The Internet-of-Things (IoT) and DevOps seem to be in a race to win the “most conferences/events” race. The IoT corner notched a pair last week with the Linux Foundation’s new OpenIoT Summit in San Diego and Connected Things 2016 put on by the MIT Enterprise Forum at the Media Lab in Cambridge.
I haven’t looked at the contents from the OpenIoT Summit but I do have thoughts from Connected Things that mostly reinforced everything else I see going on in the space.
Everyone’s talking.
This 500 person or so event sold out. This is clearly a hot topic and there’s a sense that it must be important. As we’ll see, the whats, the hows, the whys, and the the wherefores are a lot fuzzier. I’ve been through plenty of these new technology froths and I’m not sure I’ve ever seen quite such a mismatch between the hype and today’s more modest reality. No, hype’s not even quite right. It’s almost more of a utopian optimism about potential. Cue keynoter Rose, the author of Enchanted Objects: Design, Human Desire, and the Internet of Things. This is about cityscapes and intelligent spaces and the automation of the physical world.
But what is it?
At a high level, I think the definition or definitions are pretty straightforward. There’s an element of interfacing the physical world to the digital one. And there’s a big role for data—probably coupled with machine learning, real-time control, and machine-to-machine (M2M) communications.
But how should we think about the market and where’s the value? Things get a lot murkier.
(As I was writing this, an email literally popped into my account that read in part: "That brand new car that comes preloaded with a bunch of apps? Internet of Things. Those smart home devices that let you control the thermostat and play music with a few words? Internet of Things. That fitness tracker on your wrist that lets you tell your friends and family how your exercise is going? You get the point.” My point is that we have to refine our thinking to have useful discussions.)
At Connected Things, IDC’s Vernon Turner admitted that "It is a bit of a wrestling brawl to get a definition.” (For those who don’t know IDC, they’re an analyst firm that is in the business of defining and sizing markets so the fact that IDC is still trying to come to grips with various aspects of defining IoT is telling.)
In general, the event organizers did make a gallant attempt to keep the sessions focused on specific problem classes and practical use cases but you were still left with the distinct feeling that the topic was coiled and ready to start zinging all over the place.
Data data everywhere. What do we do with it?
Data is central to IoT. Returning to Vernon from IDC again, he said that “By 2020, 44 zettabytes of content will be created (though not necessarily stored). We’ve never seen anything that scales at this magnitude before.” He also said that there will be a need for an "IoT gateway operating system where you aggregate the sensors in some meaningful way before you get the outcome." (I’d add at this point that Red Hat, like others, agrees that this sort of 3-tier architecture--edge, gateway, and cloud/datacenter—is going to generally be a good architecture for IoT.)
What’s less clear is how effectively we’ll make use of it given that we don’t use data very effectively today.
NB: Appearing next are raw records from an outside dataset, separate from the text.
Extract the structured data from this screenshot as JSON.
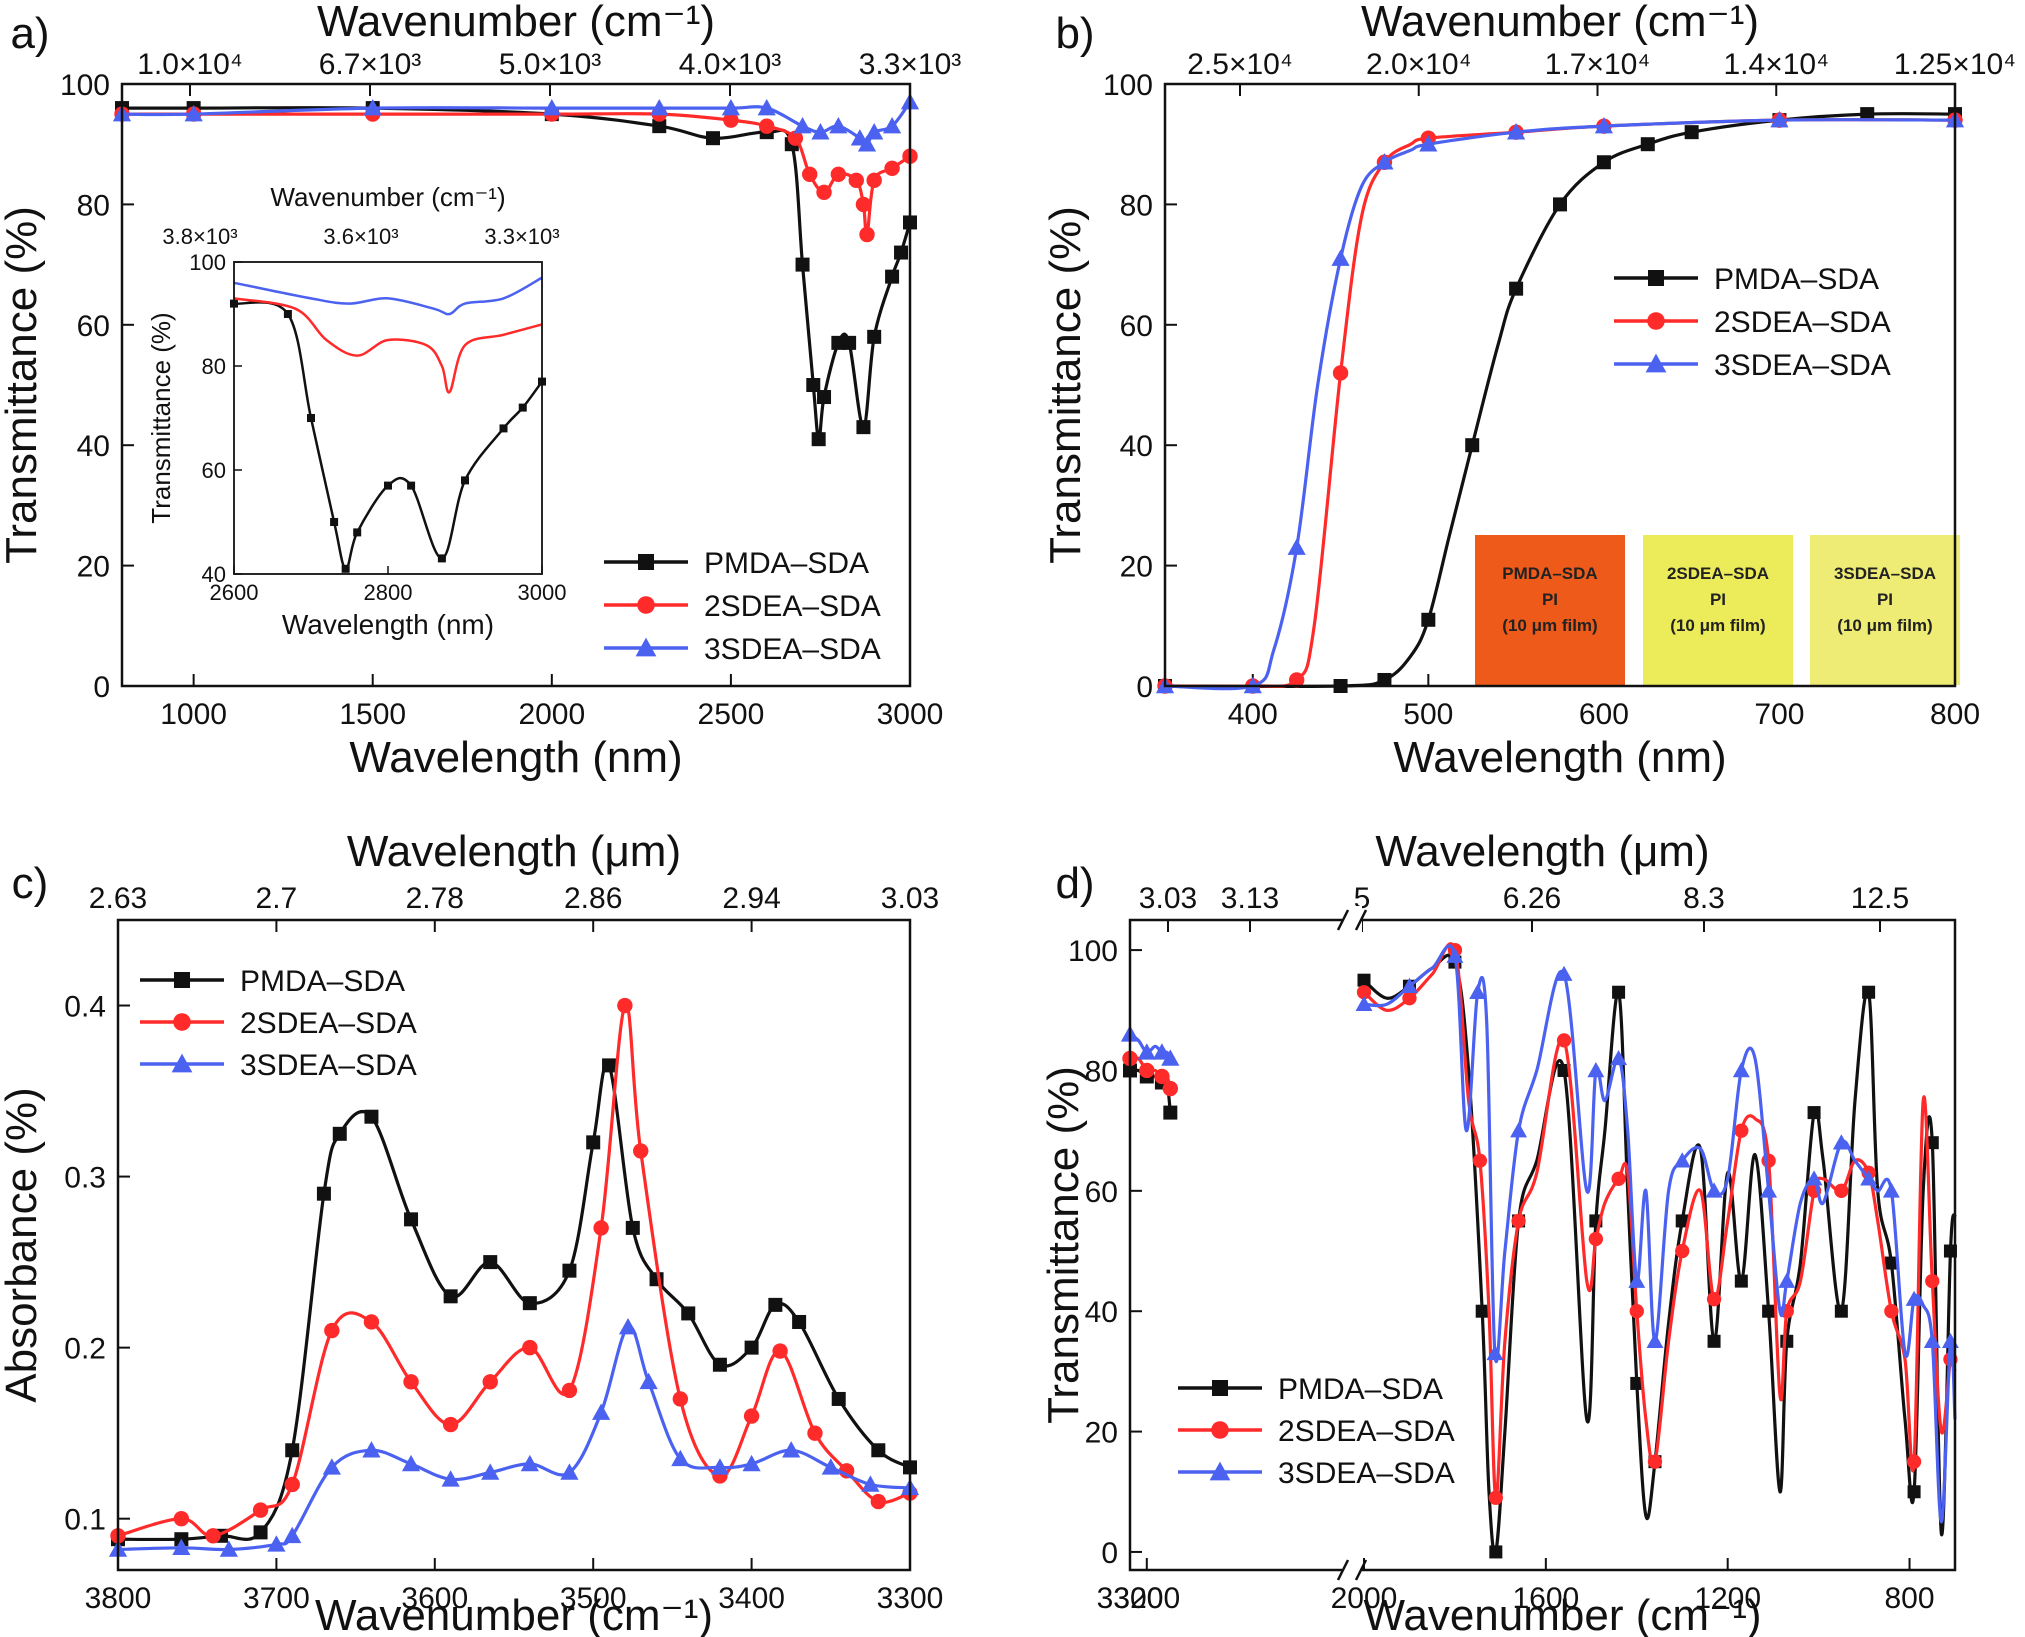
{
  "colors": {
    "pmda": "#111111",
    "s2": "#ff2a2a",
    "s3": "#4b62f0",
    "axis": "#111111"
  },
  "chart_data": [
    {
      "type": "line",
      "panel": "a)",
      "xlabel": "Wavelength (nm)",
      "ylabel": "Transmittance (%)",
      "top_label": "Wavenumber (cm⁻¹)",
      "xlim": [
        800,
        3000
      ],
      "ylim": [
        0,
        100
      ],
      "xticks": [
        "1000",
        "1500",
        "2000",
        "2500",
        "3000"
      ],
      "yticks": [
        "0",
        "20",
        "40",
        "60",
        "80",
        "100"
      ],
      "top_ticks": [
        "1.0×10⁴",
        "6.7×10³",
        "5.0×10³",
        "4.0×10³",
        "3.3×10³"
      ],
      "legend": [
        "PMDA–SDA",
        "2SDEA–SDA",
        "3SDEA–SDA"
      ],
      "series": [
        {
          "name": "PMDA–SDA",
          "x": [
            800,
            1000,
            1500,
            2000,
            2300,
            2450,
            2600,
            2670,
            2700,
            2730,
            2745,
            2760,
            2800,
            2830,
            2870,
            2900,
            2950,
            2975,
            3000
          ],
          "y": [
            96,
            96,
            96,
            95,
            93,
            91,
            92,
            90,
            70,
            50,
            41,
            48,
            57,
            57,
            43,
            58,
            68,
            72,
            77
          ]
        },
        {
          "name": "2SDEA–SDA",
          "x": [
            800,
            1000,
            1500,
            2000,
            2300,
            2500,
            2600,
            2680,
            2720,
            2760,
            2800,
            2850,
            2870,
            2880,
            2900,
            2950,
            3000
          ],
          "y": [
            95,
            95,
            95,
            95,
            95,
            94,
            93,
            91,
            85,
            82,
            85,
            84,
            80,
            75,
            84,
            86,
            88
          ]
        },
        {
          "name": "3SDEA–SDA",
          "x": [
            800,
            1000,
            1500,
            2000,
            2300,
            2500,
            2600,
            2700,
            2750,
            2800,
            2860,
            2880,
            2900,
            2950,
            3000
          ],
          "y": [
            95,
            95,
            96,
            96,
            96,
            96,
            96,
            93,
            92,
            93,
            91,
            90,
            92,
            93,
            97
          ]
        }
      ],
      "inset": {
        "xlabel": "Wavelength (nm)",
        "ylabel": "Transmittance (%)",
        "top_label": "Wavenumber (cm⁻¹)",
        "xlim": [
          2600,
          3000
        ],
        "ylim": [
          40,
          100
        ],
        "xticks": [
          "2600",
          "2800",
          "3000"
        ],
        "yticks": [
          "40",
          "60",
          "80",
          "100"
        ],
        "top_ticks": [
          "3.8×10³",
          "3.6×10³",
          "3.3×10³"
        ]
      }
    },
    {
      "type": "line",
      "panel": "b)",
      "xlabel": "Wavelength (nm)",
      "ylabel": "Transmittance (%)",
      "top_label": "Wavenumber (cm⁻¹)",
      "xlim": [
        350,
        800
      ],
      "ylim": [
        0,
        100
      ],
      "xticks": [
        "400",
        "500",
        "600",
        "700",
        "800"
      ],
      "yticks": [
        "0",
        "20",
        "40",
        "60",
        "80",
        "100"
      ],
      "top_ticks": [
        "2.5×10⁴",
        "2.0×10⁴",
        "1.7×10⁴",
        "1.4×10⁴",
        "1.25×10⁴"
      ],
      "legend": [
        "PMDA–SDA",
        "2SDEA–SDA",
        "3SDEA–SDA"
      ],
      "series": [
        {
          "name": "PMDA–SDA",
          "x": [
            350,
            450,
            475,
            490,
            500,
            512,
            525,
            540,
            550,
            575,
            600,
            625,
            650,
            700,
            750,
            800
          ],
          "y": [
            0,
            0,
            1,
            5,
            11,
            25,
            40,
            57,
            66,
            80,
            87,
            90,
            92,
            94,
            95,
            95
          ]
        },
        {
          "name": "2SDEA–SDA",
          "x": [
            350,
            400,
            425,
            435,
            450,
            462,
            475,
            490,
            500,
            550,
            600,
            700,
            800
          ],
          "y": [
            0,
            0,
            1,
            10,
            52,
            78,
            87,
            90,
            91,
            92,
            93,
            94,
            94
          ]
        },
        {
          "name": "3SDEA–SDA",
          "x": [
            350,
            400,
            412,
            425,
            437,
            450,
            462,
            475,
            490,
            500,
            550,
            600,
            700,
            800
          ],
          "y": [
            0,
            0,
            6,
            23,
            50,
            71,
            83,
            87,
            89,
            90,
            92,
            93,
            94,
            94
          ]
        }
      ],
      "film_labels": [
        {
          "line1": "PMDA–SDA",
          "line2": "PI",
          "line3": "(10 μm film)",
          "color": "#ee5a1a"
        },
        {
          "line1": "2SDEA–SDA",
          "line2": "PI",
          "line3": "(10 μm film)",
          "color": "#ecec5a"
        },
        {
          "line1": "3SDEA–SDA",
          "line2": "PI",
          "line3": "(10 μm film)",
          "color": "#eeec74"
        }
      ]
    },
    {
      "type": "line",
      "panel": "c)",
      "xlabel": "Wavenumber (cm⁻¹)",
      "ylabel": "Absorbance (%)",
      "top_label": "Wavelength (μm)",
      "xlim": [
        3800,
        3300
      ],
      "ylim": [
        0.07,
        0.45
      ],
      "xticks": [
        "3800",
        "3700",
        "3600",
        "3500",
        "3400",
        "3300"
      ],
      "yticks": [
        "0.1",
        "0.2",
        "0.3",
        "0.4"
      ],
      "top_ticks": [
        "2.63",
        "2.7",
        "2.78",
        "2.86",
        "2.94",
        "3.03"
      ],
      "legend": [
        "PMDA–SDA",
        "2SDEA–SDA",
        "3SDEA–SDA"
      ],
      "series": [
        {
          "name": "PMDA–SDA",
          "x": [
            3800,
            3760,
            3735,
            3710,
            3690,
            3670,
            3660,
            3640,
            3615,
            3590,
            3565,
            3540,
            3515,
            3500,
            3490,
            3475,
            3460,
            3440,
            3420,
            3400,
            3385,
            3370,
            3345,
            3320,
            3300
          ],
          "y": [
            0.088,
            0.088,
            0.09,
            0.092,
            0.14,
            0.29,
            0.325,
            0.335,
            0.275,
            0.23,
            0.25,
            0.226,
            0.245,
            0.32,
            0.365,
            0.27,
            0.24,
            0.22,
            0.19,
            0.2,
            0.225,
            0.215,
            0.17,
            0.14,
            0.13
          ]
        },
        {
          "name": "2SDEA–SDA",
          "x": [
            3800,
            3760,
            3740,
            3710,
            3690,
            3665,
            3640,
            3615,
            3590,
            3565,
            3540,
            3515,
            3495,
            3480,
            3470,
            3445,
            3420,
            3400,
            3382,
            3360,
            3340,
            3320,
            3300
          ],
          "y": [
            0.09,
            0.1,
            0.09,
            0.105,
            0.12,
            0.21,
            0.215,
            0.18,
            0.155,
            0.18,
            0.2,
            0.175,
            0.27,
            0.4,
            0.315,
            0.17,
            0.125,
            0.16,
            0.198,
            0.15,
            0.128,
            0.11,
            0.115
          ]
        },
        {
          "name": "3SDEA–SDA",
          "x": [
            3800,
            3760,
            3730,
            3700,
            3690,
            3665,
            3640,
            3615,
            3590,
            3565,
            3540,
            3515,
            3495,
            3478,
            3465,
            3445,
            3420,
            3400,
            3375,
            3350,
            3325,
            3300
          ],
          "y": [
            0.082,
            0.083,
            0.082,
            0.085,
            0.09,
            0.13,
            0.14,
            0.132,
            0.123,
            0.127,
            0.132,
            0.127,
            0.162,
            0.212,
            0.18,
            0.135,
            0.13,
            0.132,
            0.14,
            0.13,
            0.12,
            0.118
          ]
        }
      ]
    },
    {
      "type": "line",
      "panel": "d)",
      "xlabel": "Wavenumber (cm⁻¹)",
      "ylabel": "Transmittance (%)",
      "top_label": "Wavelength (μm)",
      "xlim_left": [
        3300,
        2050
      ],
      "xlim_right": [
        2000,
        700
      ],
      "ylim": [
        -3,
        105
      ],
      "xticks": [
        "3300",
        "3200",
        "2000",
        "1600",
        "1200",
        "800"
      ],
      "yticks": [
        "0",
        "20",
        "40",
        "60",
        "80",
        "100"
      ],
      "top_ticks": [
        "3.03",
        "3.13",
        "5",
        "6.26",
        "8.3",
        "12.5"
      ],
      "legend": [
        "PMDA–SDA",
        "2SDEA–SDA",
        "3SDEA–SDA"
      ],
      "series": [
        {
          "name": "PMDA–SDA",
          "x_left": [
            3300,
            3250,
            3200,
            3150,
            3110,
            3080,
            3060
          ],
          "y_left": [
            80,
            80,
            79,
            79,
            78,
            78,
            73
          ],
          "x_right": [
            2000,
            1950,
            1900,
            1850,
            1800,
            1770,
            1740,
            1725,
            1710,
            1690,
            1660,
            1620,
            1560,
            1510,
            1490,
            1470,
            1440,
            1420,
            1400,
            1380,
            1360,
            1330,
            1300,
            1260,
            1230,
            1200,
            1170,
            1140,
            1110,
            1085,
            1070,
            1040,
            1010,
            990,
            950,
            920,
            890,
            870,
            840,
            810,
            790,
            770,
            750,
            730,
            710,
            700
          ],
          "y_right": [
            95,
            92,
            94,
            97,
            98,
            80,
            40,
            10,
            0,
            20,
            55,
            65,
            80,
            22,
            55,
            70,
            93,
            60,
            28,
            6,
            15,
            38,
            55,
            67,
            35,
            63,
            45,
            66,
            40,
            10,
            35,
            48,
            73,
            65,
            40,
            75,
            93,
            60,
            48,
            22,
            10,
            60,
            68,
            3,
            50,
            56
          ]
        },
        {
          "name": "2SDEA–SDA",
          "x_left": [
            3300,
            3250,
            3200,
            3150,
            3110,
            3080,
            3060
          ],
          "y_left": [
            82,
            82,
            80,
            80,
            79,
            79,
            77
          ],
          "x_right": [
            2000,
            1950,
            1900,
            1850,
            1800,
            1770,
            1745,
            1725,
            1710,
            1690,
            1660,
            1620,
            1560,
            1510,
            1490,
            1470,
            1440,
            1420,
            1400,
            1380,
            1360,
            1330,
            1300,
            1260,
            1230,
            1200,
            1170,
            1140,
            1110,
            1085,
            1070,
            1040,
            1010,
            990,
            950,
            920,
            890,
            870,
            840,
            810,
            790,
            770,
            750,
            730,
            710,
            700
          ],
          "y_right": [
            93,
            90,
            92,
            96,
            100,
            75,
            65,
            40,
            9,
            35,
            55,
            63,
            85,
            45,
            52,
            58,
            62,
            63,
            40,
            22,
            15,
            35,
            50,
            60,
            42,
            55,
            70,
            72,
            65,
            26,
            40,
            45,
            60,
            62,
            60,
            65,
            63,
            55,
            40,
            32,
            15,
            75,
            45,
            20,
            32,
            30
          ]
        },
        {
          "name": "3SDEA–SDA",
          "x_left": [
            3300,
            3250,
            3200,
            3150,
            3110,
            3080,
            3060
          ],
          "y_left": [
            86,
            85,
            83,
            84,
            83,
            83,
            82
          ],
          "x_right": [
            2000,
            1950,
            1900,
            1850,
            1800,
            1775,
            1750,
            1730,
            1712,
            1690,
            1660,
            1620,
            1560,
            1510,
            1490,
            1470,
            1440,
            1420,
            1400,
            1380,
            1360,
            1330,
            1300,
            1260,
            1230,
            1200,
            1170,
            1140,
            1110,
            1085,
            1070,
            1040,
            1010,
            990,
            950,
            920,
            890,
            870,
            840,
            810,
            790,
            770,
            750,
            730,
            710,
            700
          ],
          "y_right": [
            91,
            91,
            94,
            97,
            99,
            70,
            93,
            88,
            33,
            50,
            70,
            80,
            96,
            60,
            80,
            75,
            82,
            70,
            45,
            60,
            35,
            60,
            65,
            67,
            60,
            62,
            80,
            82,
            60,
            40,
            45,
            58,
            62,
            58,
            68,
            65,
            62,
            60,
            60,
            33,
            42,
            41,
            35,
            5,
            35,
            22
          ]
        }
      ]
    }
  ]
}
McKinsey’s Michael Chui, on the same panel, noted that "less that 1% of the data collected is used for business purposes—but I expect an expansion of value over time in analytics.” I do expect more effective use of data over time. It’s probably encouraging that retail is leading manufacturing in IoT according to Vernon—given that retail was not a particular success story during the c. 1990s “data warehouse” version of better selling through analytics.
Security matters—but how?
I’m tempted to just cut and paste the observations about security I made at the MassTLC IoT conference last year because, really, I’m not sure much has changed.
MIT’s Sanjay Sarma was downright pessimistic: “We have a disaster on our hands. We'll see a couple power plants go down. Security cannot be an afterthought. I'm terrified of this."
No one seemed to have great answers—at least at the edge device level. The footprints are small. Updates may not happen. (Though I had an interesting discussion with someone—forget who—at Linux Collaboration Summit last week who argued that they’re network devices; why shouldn’t they be updated?) Security may to be instantiated in the platform itself using the silicon as the secret. (John Walsh, President, Sypris Electronics). There was also some resignation that maybe walled gardens will have to be the answer. But what then about privacy? What then about portability?
There’s a utopian side to IoT. But there’s a dystopian side too.